M. de Bourges a observé que M. de la Luzerne pourrait objecter relativement à la publicité que la Société veut donner à ses règlemens et à son préambule l’effet que l’arrêt de M. de Castries3 produisit sur les Nègres qui, prenant pour une annonce de leur liberté ce qui n’était qu’une amélioration de leur sort, se révoltèrent avec fureur et voulurent, en brisant leurs fers, hâter l’instant de leur délivrance ; et qu’il était à craindre que s’ils apprenaient que le gouvernement
authorise une Société qui s’occupe de leur affranchissement, ils ne voulussent tenter des efforts dangereux.

On a répondu à M. de Bourges que la modestie du titre de la Société dissiperait facilement les craintes qu’on pourrait concevoir de la publicité que l’on veut donner à son existence.

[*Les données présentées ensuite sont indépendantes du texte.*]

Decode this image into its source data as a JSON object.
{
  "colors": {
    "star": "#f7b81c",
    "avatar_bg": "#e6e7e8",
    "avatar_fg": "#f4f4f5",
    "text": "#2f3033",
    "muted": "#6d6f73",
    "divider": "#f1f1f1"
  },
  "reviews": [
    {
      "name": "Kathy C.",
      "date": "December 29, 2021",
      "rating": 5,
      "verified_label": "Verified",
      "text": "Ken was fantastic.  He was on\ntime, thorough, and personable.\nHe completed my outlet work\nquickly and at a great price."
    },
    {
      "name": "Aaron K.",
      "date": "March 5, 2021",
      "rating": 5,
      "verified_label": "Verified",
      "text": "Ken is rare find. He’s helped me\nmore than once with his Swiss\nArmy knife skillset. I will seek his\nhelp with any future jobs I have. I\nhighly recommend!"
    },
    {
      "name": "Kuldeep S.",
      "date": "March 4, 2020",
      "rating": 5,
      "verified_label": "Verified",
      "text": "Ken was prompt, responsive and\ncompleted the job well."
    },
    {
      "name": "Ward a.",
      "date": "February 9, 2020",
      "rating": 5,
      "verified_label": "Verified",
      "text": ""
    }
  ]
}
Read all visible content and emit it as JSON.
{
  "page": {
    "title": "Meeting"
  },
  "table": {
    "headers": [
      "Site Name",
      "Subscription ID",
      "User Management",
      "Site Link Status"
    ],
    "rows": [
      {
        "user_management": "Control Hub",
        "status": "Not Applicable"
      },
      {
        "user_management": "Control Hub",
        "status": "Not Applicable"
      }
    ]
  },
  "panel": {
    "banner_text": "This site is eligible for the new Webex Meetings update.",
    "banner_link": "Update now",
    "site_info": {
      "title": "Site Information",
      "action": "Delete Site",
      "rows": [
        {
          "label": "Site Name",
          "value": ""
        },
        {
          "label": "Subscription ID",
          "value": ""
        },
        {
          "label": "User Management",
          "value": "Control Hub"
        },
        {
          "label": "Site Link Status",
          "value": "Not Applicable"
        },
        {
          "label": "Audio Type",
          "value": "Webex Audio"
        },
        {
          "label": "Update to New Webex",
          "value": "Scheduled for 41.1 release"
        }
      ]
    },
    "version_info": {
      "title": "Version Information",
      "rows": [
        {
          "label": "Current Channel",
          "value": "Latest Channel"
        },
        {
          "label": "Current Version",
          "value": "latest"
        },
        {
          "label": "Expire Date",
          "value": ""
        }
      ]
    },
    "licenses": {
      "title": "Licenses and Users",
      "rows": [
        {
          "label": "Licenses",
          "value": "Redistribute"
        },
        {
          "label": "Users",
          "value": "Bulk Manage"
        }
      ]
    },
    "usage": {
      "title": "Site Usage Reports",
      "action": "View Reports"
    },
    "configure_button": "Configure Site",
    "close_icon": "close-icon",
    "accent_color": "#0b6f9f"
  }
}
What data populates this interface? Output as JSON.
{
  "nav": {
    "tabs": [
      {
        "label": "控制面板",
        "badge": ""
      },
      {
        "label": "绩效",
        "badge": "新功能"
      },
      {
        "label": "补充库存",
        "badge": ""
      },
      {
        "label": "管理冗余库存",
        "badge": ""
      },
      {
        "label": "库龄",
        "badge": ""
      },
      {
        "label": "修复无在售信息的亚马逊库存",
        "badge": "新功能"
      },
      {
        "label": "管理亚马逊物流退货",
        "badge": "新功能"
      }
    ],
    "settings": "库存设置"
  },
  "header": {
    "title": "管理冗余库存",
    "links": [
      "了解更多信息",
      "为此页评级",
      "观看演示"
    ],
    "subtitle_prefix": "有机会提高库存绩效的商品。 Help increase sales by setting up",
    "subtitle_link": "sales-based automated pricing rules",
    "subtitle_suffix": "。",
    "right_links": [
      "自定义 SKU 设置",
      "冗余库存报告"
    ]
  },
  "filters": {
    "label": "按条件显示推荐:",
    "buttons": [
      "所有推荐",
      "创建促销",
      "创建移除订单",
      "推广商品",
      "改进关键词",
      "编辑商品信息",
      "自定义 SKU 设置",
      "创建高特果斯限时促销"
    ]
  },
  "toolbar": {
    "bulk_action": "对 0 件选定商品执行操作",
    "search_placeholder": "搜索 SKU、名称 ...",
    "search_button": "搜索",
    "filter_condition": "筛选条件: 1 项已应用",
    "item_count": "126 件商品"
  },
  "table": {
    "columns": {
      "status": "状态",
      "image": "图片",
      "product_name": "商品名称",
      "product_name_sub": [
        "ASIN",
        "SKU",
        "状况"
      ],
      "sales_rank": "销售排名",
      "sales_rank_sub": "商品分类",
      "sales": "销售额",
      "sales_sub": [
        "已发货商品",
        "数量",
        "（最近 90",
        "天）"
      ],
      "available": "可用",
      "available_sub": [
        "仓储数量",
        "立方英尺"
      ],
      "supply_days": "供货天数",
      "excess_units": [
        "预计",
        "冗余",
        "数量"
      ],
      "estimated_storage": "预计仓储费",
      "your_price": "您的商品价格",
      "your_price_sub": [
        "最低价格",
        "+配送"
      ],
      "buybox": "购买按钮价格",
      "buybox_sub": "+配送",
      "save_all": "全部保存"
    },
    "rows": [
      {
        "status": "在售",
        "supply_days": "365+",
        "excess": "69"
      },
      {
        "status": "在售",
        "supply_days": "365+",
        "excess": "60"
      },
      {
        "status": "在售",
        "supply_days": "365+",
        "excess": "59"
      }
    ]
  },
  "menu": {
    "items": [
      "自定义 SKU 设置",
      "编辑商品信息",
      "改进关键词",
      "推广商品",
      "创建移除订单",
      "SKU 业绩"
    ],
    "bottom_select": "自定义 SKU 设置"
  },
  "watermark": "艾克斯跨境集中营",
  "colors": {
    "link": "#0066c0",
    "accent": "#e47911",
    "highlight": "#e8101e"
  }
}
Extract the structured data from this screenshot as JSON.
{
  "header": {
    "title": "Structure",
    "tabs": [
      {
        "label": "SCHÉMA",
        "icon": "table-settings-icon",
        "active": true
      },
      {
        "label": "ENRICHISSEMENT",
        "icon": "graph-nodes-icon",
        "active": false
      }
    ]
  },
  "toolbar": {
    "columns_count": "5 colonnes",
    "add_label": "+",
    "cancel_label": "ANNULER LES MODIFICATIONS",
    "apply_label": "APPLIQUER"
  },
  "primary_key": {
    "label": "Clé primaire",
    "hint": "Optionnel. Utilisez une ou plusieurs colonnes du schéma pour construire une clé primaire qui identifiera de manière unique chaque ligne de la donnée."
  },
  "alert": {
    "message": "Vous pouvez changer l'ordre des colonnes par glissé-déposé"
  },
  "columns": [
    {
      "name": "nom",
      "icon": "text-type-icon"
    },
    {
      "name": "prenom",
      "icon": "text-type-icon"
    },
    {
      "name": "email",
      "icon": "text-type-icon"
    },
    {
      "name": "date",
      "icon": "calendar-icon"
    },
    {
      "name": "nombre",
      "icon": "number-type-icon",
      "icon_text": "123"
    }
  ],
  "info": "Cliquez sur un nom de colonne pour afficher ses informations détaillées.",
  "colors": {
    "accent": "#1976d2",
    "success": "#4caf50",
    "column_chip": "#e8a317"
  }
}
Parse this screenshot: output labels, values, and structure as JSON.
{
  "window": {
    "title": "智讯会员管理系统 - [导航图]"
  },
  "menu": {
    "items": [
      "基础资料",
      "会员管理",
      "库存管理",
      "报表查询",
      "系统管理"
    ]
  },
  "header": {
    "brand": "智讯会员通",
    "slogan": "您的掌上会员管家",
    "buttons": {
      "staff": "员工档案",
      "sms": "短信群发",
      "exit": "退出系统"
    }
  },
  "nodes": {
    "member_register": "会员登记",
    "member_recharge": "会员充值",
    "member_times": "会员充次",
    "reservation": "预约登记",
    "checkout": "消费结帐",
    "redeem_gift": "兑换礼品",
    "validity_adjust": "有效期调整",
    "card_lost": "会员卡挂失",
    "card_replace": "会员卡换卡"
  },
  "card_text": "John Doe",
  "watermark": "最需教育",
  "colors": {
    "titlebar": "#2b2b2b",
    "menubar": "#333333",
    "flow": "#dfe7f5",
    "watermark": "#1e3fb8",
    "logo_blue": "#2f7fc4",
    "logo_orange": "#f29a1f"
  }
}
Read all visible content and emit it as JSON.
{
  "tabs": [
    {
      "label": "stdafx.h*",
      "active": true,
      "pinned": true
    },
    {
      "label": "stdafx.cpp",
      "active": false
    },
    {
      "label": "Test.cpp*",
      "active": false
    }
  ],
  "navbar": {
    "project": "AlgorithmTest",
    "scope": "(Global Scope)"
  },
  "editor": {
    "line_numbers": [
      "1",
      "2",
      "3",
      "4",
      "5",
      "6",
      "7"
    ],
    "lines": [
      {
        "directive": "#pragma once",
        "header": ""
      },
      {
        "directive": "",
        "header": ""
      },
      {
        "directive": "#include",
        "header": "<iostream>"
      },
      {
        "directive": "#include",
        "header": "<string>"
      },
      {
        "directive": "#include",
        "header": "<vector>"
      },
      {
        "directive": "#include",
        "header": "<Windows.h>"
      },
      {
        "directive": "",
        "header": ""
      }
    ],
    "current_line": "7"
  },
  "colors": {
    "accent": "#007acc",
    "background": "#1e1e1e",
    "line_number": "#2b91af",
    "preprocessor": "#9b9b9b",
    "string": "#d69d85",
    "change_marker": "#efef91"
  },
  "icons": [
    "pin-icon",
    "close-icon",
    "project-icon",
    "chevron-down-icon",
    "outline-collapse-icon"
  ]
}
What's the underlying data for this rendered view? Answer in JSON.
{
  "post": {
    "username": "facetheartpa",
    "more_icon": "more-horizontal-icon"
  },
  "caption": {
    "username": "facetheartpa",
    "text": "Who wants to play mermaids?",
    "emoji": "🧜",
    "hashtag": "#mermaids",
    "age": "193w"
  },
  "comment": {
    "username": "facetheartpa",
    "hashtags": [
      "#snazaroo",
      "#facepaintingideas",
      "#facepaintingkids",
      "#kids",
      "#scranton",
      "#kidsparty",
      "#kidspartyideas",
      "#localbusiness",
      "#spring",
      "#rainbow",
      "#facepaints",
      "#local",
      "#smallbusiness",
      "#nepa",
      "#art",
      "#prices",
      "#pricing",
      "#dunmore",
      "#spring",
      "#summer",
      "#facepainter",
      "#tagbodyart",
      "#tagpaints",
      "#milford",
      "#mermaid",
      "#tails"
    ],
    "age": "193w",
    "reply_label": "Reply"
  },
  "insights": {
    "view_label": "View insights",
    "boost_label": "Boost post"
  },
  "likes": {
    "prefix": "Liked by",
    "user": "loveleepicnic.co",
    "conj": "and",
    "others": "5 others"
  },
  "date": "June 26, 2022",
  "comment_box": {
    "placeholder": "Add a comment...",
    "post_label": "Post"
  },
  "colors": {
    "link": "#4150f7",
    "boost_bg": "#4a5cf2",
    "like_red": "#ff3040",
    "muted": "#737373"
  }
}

M. Gramagnac a fait observer que les objets qu’on avait à proposer à l’assemblée générale exigeant une très prompte décision, il serait peut-être à propos de hâter le jour de sa convocation ; que depuis longtems M. Daudibert sollicitait une réponse, sur la proposition qu’il avait faite à la Société relativement à la captivité des Français dans les États barbaresque, et qu’il serait de l’honnêteté de le satisfaire le plus tôt possible.

M. de de Montcloux a ajouté sur la motion précédente que l’assemblée générale n’avait pas été informée de la prière qu’on avait faite à M. Clavière de continuer ses fonctions de président, qu’elle n’avait point encore non plus approuvé la décision qui confiait à M. Gramagnac l’intérim de la place de secrétaire, et qu’il était cependant très nécessaire que l’assemblée agréa dans peu les offres de bonne volonté qui faisait accepter à M. Gramagnac les fonctions de cette place.

On a répondu à tous ces motifs que l’assemblée générale était fixée au premier mardi de 7bre et que l’intervalle était trop court pour que l’on prématurât la convocation des membres.

M. Clavière a fait sentir que les circonstances présentes réduisant les effets publics à un taux très modique, on pourrait peut-être saisir cet instant de crise pour former à la Société un fonds qui, réalisé dans la suite, produirait une somme plus ou moins considérable pour les dépenses les plus indispensables, et que l’on trouverait facilement de quoi acheter des effets en faisant un emprunt sur la Société même.

On a trouvé que la proposition de M. Clavière méritait d’être prise en
considération et d’être portée à l’assemblée générale.

Le Comité a ajourné à mardi prochain

É. Clavière Gramagnac DM

1. Jean-Jacques Vidau de La Tour, était directeur de la Librairie depuis 1785.
2. César-Henri de la Luzerne, ancien gouverneur général des Isles sous le vent était depuis le 24 décembre 1787 Secrétaire d’Etat à la Marine.
3. Le maréchal de Castries avait été secrétaire d’Etat à la Marine du 13 octobre 1780 au 24 août 1787.